The most important moments in any Codex session are the moments when something goes wrong. An emergency-rules section tells Codex exactly what to do when it hits an error or an unexpected situation — instead of guessing. Add this section at the bottom of your AGENTS.md. You can customise the rules to match your project, but keep the first two rules exactly as written.

## Emergency rules - If you encounter an error you cannot explain in plain English, stop and tell me the error. Do not try a fix. - If completing a task would require changing a file that is not in the approved plan, stop and ask me first. - If you are about to delete any content — even a comment or a blank line — ask before doing it. - If the task starts involving more than three files, stop and ask if I want to split it into phases.
05

Ask Codex to read the file and answer four questions from it

Start a new Codex session in your project folder.
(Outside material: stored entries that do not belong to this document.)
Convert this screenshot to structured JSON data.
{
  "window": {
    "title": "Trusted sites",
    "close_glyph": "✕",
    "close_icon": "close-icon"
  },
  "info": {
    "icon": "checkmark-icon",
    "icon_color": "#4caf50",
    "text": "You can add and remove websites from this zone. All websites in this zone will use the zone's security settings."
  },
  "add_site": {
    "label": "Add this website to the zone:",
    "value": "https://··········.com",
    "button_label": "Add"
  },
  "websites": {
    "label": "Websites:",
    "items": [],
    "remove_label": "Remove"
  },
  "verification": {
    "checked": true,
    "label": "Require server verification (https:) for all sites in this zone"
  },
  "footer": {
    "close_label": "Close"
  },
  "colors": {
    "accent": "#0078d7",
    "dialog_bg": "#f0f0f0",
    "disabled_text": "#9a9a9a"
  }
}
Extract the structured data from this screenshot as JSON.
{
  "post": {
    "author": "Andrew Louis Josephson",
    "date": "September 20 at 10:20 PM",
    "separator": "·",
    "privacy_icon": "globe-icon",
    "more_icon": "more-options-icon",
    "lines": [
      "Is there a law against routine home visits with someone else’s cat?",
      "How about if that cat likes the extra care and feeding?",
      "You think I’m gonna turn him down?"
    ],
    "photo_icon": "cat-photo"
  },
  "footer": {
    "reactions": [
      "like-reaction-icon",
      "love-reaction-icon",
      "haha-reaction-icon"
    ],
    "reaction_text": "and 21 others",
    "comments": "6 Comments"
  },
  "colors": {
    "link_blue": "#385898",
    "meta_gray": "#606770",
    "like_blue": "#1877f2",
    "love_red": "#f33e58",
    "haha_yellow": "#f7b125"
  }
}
Do not give it any task yet. Ask it to read your AGENTS.md and prove it understood the key rules by answering four specific questions. If Codex cannot answer accurately, you know exactly which section needs to be rewritten more specifically.

Read my AGENTS.md file. Then answer these four questions using only what is in that file: 1. What is my project about and what is the current goal? 2. What must you do before touching any file? 3. Name one specific file or feature you must never change without asking. 4. What must you do if you encounter an error you cannot explain? Do not start any work. This is a reading-and-recall test only.

Expected result

Your AGENTS.md has all six sections, a current-goal line, at least one project-specific do-not-touch rule naming a real file or feature, an emergency-rules section, and has been successfully read and recalled accurately by Codex from a fresh session.

Key takeaway

  • Generic rules are ignored. Specific rules are followed. Every rule in AGENTS.md should be something you can check — either Codex did it or it did not. If you cannot check whether a rule was followed, the rule is too vague. Rewrite it until you can.